Todo un suplicio acababa de empezar. Los veteranos, que llevamos, no han aprendido. Con el plano delante me imagino cruzando las curvas de nivel, muy próximas, de manera perpendicular. La fila india se estira, los huecos entre unos y otros se amplían, los pulmones se empequeñecen, la nariz no canaliza bien el aire, la boca reseca se abre buscando fluido, la respiración hace ruido, los ojos no quieren mirar arriba a la cumbre, las pantorrillas rozan arbustos, espinos, jaras y zarzas con pinchos, el cuerpo empieza a sudar, se oye alguna exclamación escatológica y a continuación, je, je, je…, algún taco irrespetuoso, una voz femenina se queja de tener tanto culo, se hacen bromas, chistes…, pero la cuesta es interminable.

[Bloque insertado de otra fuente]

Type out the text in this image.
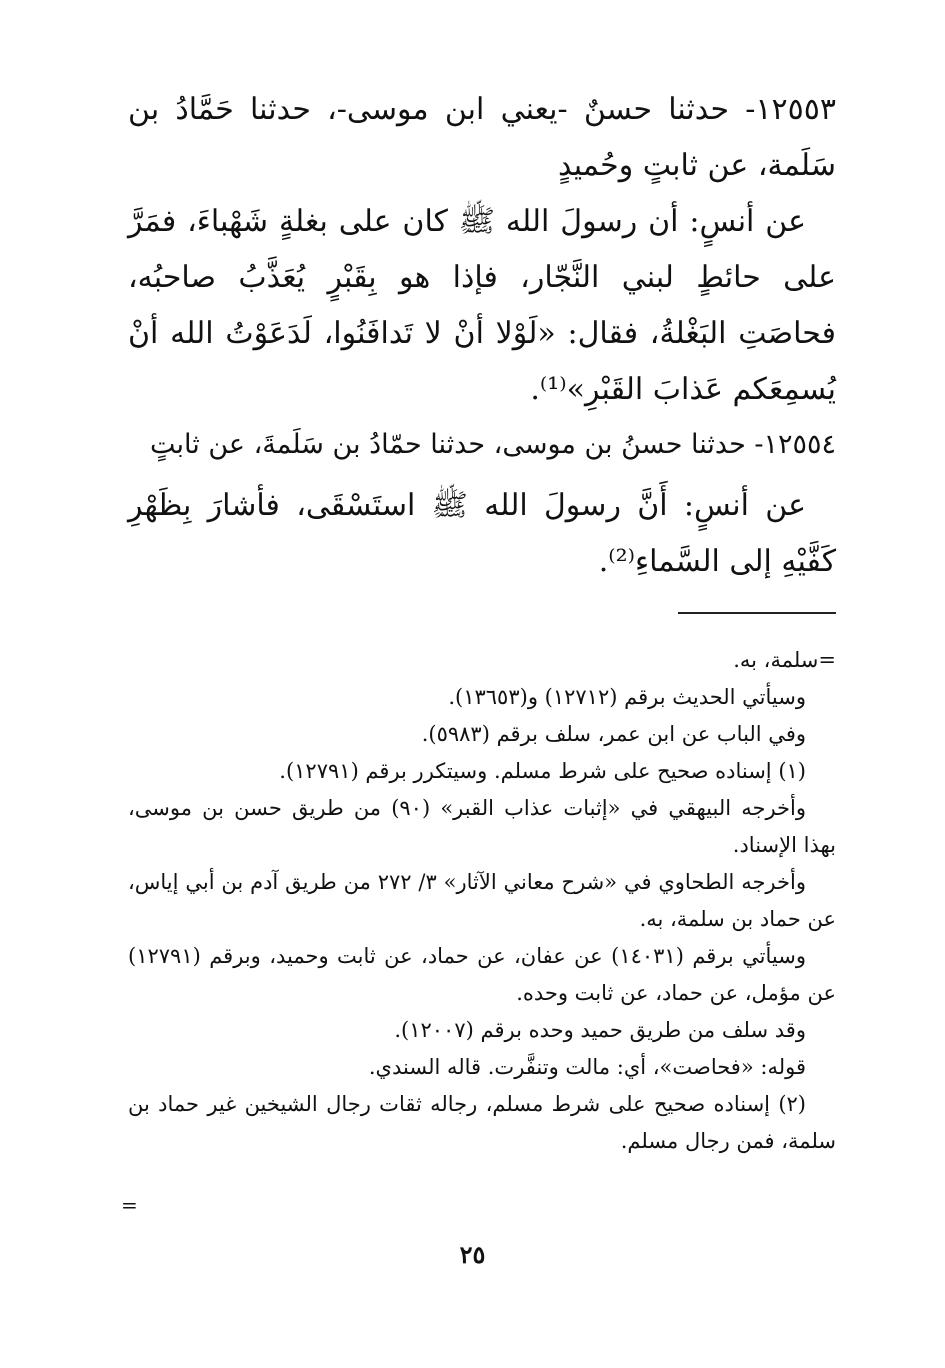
١٢٥٥٣- حدثنا حسنٌ -يعني ابن موسى-، حدثنا حَمَّادُ بن سَلَمة، عن ثابتٍ وحُميدٍ
عن أنسٍ: أن رسولَ الله ﷺ كان على بغلةٍ شَهْباءَ، فمَرَّ على حائطٍ لبني النَّجّار، فإذا هو بِقَبْرٍ يُعَذَّبُ صاحبُه، فحاصَتِ البَغْلةُ، فقال: «لَوْلا أنْ لا تَدافَنُوا، لَدَعَوْتُ الله أنْ يُسمِعَكم عَذابَ القَبْرِ»⁽¹⁾.
١٢٥٥٤- حدثنا حسنُ بن موسى، حدثنا حمّادُ بن سَلَمةَ، عن ثابتٍ
عن أنسٍ: أَنَّ رسولَ الله ﷺ استَسْقَى، فأشارَ بِظَهْرِ كَفَّيْهِ إلى السَّماءِ⁽²⁾.
=سلمة، به.
وسيأتي الحديث برقم (١٢٧١٢) و(١٣٦٥٣).
وفي الباب عن ابن عمر، سلف برقم (٥٩٨٣).
(١) إسناده صحيح على شرط مسلم. وسيتكرر برقم (١٢٧٩١).
وأخرجه البيهقي في «إثبات عذاب القبر» (٩٠) من طريق حسن بن موسى، بهذا الإسناد.
وأخرجه الطحاوي في «شرح معاني الآثار» ٣/ ٢٧٢ من طريق آدم بن أبي إياس، عن حماد بن سلمة، به.
وسيأتي برقم (١٤٠٣١) عن عفان، عن حماد، عن ثابت وحميد، وبرقم (١٢٧٩١) عن مؤمل، عن حماد، عن ثابت وحده.
وقد سلف من طريق حميد وحده برقم (١٢٠٠٧).
قوله: «فحاصت»، أي: مالت وتنفَّرت. قاله السندي.
(٢) إسناده صحيح على شرط مسلم، رجاله ثقات رجال الشيخين غير حماد بن سلمة، فمن رجال مسلم.
=
٢٥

¡Menos mal que no hemos comido el bocadillo!
Como alternativa, el personal ataca a las barritas energéticas, frutos secos, terrones de azúcar y a las botellas de agua. No hay que deshidratarse.
Finalmente, renegando, rezongando, ironizando… nos reagrupamos cuando alcanzamos la meseta en Prado Merendero. Llevamos hora y media de retraso. El autobús sale a las cinco y ya es esa hora.
Por la pista de una llana meseta de 6 kilómetros entre pinos y robles, llegamos al punto final, Cantalojas.
Allí, comentamos la dureza de la marcha:
-Sólo voy a venir a marchas, que sean flojas, dice uno.
-Pues yo, cuando llegue a casa me voy a la ducha y a la cama en línea recta…
-Yo mañana no voy al trabajo…
-¡Cómo me duelen las piernas!
- ¡La madre que parió a la puta cuesta…!
- Al del plano le voy a regalar un rotulador para que trace bien la ruta…
-Mañana voy a una farmacia y pido unos pies…
-Cuando me siente en el autobús me voy a quedar “roque”…
Así es. Cuando Julio arranca y mis ojos se cierran.